Job satisfaction measures are most useful when they are a part of a regularly scheduled attitude survey repeated over time in the same organization. Periodic surveys provide feedback from employees on a regular basis, helping to identify trends in changes in attitudes and providing information for supervisors about the feelings of the people who work for them. Such surveys are also frequently used to assess the reactions of customers.
Job Design
Although job design has been mentioned briefly under work motivation, more space needs to be devoted to it, because of its relevance to industrial-organizational psychologists from a broader perspective than motivation. In particular, jobs must be designed to fit the abilities of the individuals who hold the jobs, as well as their motivation. Therefore, industrial-organizational psychologists tend to take one of two general approaches to job design. One is a motivational approach. Recent motivational emphasis has been on changing jobs so that they allow job incumbents more control, autonomy, feedback, and opportunity to be involved in their work. This point of view underlies the area known as job enrichment. With the increasing use of teams in the work setting, job design is also being raised to a level above that of the individual to include coordination, cooperation, helping, and other interpersonal behaviors.
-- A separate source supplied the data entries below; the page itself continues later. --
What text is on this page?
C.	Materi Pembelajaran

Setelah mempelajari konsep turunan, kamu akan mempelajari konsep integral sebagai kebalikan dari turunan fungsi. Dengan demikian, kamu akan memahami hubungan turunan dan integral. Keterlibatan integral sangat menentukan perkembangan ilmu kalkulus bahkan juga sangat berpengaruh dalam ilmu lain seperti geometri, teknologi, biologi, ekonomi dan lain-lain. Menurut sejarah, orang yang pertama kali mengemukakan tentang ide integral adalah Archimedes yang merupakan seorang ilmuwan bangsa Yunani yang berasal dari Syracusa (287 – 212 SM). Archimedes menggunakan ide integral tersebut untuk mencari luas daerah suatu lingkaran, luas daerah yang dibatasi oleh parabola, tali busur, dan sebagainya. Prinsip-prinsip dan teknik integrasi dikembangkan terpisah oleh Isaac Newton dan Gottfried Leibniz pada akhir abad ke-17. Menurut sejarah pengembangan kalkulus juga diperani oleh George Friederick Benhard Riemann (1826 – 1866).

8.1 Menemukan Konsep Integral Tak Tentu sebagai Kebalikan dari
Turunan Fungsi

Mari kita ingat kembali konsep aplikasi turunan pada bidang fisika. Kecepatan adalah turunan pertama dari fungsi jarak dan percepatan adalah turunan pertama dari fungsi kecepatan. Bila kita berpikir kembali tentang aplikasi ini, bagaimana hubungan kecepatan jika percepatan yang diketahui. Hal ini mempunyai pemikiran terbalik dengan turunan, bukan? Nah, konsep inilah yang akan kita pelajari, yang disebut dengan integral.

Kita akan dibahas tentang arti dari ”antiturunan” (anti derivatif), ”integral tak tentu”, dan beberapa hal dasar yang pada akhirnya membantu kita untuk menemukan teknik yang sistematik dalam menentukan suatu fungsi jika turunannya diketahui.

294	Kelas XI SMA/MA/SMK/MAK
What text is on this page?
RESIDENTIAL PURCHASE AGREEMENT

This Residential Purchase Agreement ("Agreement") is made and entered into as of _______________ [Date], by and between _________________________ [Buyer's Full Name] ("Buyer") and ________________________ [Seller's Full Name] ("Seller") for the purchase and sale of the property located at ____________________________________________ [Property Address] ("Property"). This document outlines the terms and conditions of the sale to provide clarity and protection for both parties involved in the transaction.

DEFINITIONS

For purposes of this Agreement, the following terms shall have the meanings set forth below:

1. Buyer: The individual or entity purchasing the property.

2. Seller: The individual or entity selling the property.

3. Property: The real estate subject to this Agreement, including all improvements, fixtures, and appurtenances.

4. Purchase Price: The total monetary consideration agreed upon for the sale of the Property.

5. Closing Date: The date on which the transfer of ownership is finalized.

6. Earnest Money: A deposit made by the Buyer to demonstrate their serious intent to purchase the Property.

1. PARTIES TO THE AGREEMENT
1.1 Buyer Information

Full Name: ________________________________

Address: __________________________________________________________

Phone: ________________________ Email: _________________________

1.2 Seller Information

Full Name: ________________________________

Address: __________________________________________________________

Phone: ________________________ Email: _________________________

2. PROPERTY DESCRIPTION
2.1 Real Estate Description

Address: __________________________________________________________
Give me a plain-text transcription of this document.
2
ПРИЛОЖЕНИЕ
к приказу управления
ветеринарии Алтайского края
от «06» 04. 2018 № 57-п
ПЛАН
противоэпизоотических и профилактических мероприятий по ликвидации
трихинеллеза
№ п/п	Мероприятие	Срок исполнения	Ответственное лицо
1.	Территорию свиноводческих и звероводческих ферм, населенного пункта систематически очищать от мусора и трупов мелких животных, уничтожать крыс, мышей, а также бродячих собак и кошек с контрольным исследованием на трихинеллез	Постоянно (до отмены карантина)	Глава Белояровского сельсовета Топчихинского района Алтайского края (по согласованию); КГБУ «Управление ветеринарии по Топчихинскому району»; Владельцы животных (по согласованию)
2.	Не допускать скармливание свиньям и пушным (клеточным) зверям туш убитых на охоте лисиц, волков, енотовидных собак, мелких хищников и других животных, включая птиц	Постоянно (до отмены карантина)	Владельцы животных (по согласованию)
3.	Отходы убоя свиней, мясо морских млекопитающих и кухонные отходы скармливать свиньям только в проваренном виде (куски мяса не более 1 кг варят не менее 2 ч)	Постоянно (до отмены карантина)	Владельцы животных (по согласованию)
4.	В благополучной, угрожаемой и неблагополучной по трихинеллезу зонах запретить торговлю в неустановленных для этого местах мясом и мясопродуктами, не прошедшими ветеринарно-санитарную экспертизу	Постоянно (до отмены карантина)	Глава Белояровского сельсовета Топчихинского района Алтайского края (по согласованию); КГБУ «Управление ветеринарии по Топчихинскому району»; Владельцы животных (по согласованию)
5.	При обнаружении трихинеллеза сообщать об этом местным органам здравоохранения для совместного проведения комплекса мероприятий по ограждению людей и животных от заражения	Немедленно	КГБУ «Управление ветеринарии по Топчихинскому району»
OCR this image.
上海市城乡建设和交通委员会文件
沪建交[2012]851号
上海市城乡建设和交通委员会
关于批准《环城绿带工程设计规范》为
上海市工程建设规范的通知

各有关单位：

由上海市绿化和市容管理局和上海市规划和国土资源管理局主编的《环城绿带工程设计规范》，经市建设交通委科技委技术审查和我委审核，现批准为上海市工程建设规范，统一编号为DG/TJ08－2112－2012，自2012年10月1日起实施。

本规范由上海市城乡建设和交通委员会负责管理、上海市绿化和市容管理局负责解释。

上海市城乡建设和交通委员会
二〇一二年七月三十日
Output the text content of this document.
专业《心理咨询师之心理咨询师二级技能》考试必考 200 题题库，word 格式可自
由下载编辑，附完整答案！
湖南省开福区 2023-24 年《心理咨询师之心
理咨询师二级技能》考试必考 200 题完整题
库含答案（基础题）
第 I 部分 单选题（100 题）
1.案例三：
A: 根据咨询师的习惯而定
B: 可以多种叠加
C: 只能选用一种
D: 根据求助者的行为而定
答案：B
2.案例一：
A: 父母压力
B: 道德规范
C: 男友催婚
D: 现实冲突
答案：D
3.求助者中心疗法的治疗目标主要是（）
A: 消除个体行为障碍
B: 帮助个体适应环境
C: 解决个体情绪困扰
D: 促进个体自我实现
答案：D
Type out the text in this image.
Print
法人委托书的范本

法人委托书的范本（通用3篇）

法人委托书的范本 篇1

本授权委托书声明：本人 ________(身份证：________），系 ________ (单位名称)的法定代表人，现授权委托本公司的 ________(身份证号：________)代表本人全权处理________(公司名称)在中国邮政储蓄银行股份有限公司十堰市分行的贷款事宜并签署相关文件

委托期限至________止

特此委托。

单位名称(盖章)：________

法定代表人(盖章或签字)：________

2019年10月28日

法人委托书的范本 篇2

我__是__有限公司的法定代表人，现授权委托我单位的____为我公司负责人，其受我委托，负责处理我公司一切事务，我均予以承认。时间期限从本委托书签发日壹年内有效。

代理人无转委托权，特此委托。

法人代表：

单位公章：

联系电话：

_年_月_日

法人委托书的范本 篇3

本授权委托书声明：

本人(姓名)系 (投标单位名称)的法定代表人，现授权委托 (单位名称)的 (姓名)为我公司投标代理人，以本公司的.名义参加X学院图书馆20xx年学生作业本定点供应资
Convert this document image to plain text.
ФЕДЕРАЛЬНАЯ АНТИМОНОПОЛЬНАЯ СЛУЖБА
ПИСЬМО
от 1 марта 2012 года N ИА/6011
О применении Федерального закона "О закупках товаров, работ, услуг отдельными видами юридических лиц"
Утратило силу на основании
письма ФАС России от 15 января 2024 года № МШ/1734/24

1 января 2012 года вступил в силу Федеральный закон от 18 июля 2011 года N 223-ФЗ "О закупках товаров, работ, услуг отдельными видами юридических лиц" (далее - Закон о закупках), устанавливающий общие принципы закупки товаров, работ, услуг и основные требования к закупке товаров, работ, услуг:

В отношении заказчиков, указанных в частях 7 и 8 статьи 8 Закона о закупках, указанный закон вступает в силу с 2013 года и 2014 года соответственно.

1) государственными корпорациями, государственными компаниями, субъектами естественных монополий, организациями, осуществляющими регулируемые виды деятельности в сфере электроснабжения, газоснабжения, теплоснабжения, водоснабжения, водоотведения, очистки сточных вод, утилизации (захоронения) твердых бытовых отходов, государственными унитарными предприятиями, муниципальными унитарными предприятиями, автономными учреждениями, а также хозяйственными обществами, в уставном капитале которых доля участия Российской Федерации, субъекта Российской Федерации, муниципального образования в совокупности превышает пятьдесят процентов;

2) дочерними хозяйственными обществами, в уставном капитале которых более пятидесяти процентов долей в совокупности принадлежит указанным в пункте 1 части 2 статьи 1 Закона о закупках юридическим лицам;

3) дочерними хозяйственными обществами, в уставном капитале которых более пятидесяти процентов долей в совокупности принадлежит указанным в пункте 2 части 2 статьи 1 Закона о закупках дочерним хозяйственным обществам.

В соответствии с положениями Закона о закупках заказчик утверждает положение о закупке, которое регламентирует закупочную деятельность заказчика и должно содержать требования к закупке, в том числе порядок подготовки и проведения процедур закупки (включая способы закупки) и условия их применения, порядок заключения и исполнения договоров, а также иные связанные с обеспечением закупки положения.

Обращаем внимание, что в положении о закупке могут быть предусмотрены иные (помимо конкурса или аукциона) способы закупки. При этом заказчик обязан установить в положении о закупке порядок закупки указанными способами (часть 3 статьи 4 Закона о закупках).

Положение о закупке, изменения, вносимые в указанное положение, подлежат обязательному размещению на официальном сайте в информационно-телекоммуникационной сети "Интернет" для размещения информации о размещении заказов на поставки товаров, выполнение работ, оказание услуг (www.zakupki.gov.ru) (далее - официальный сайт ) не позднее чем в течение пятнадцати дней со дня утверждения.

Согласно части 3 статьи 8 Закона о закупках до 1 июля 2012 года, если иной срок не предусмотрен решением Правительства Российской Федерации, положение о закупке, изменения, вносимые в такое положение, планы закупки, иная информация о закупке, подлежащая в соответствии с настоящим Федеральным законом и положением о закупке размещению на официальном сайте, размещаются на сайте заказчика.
The other orientation toward job design concentrates on individual abilities and attempts to design tasks in jobs to match, as closely as possible, the abilities of the jobholders. This field is known as human factors engineering or ergonomics. This field has been strongly influenced by the information processing capabilities of human beings and machines with respect to the interface between people and computers, and influenced also by the technological advances in robotics. As a result, the field of human factors has become a subset less of industrial psychology than of applied experimental psychology and/or industrial engineering.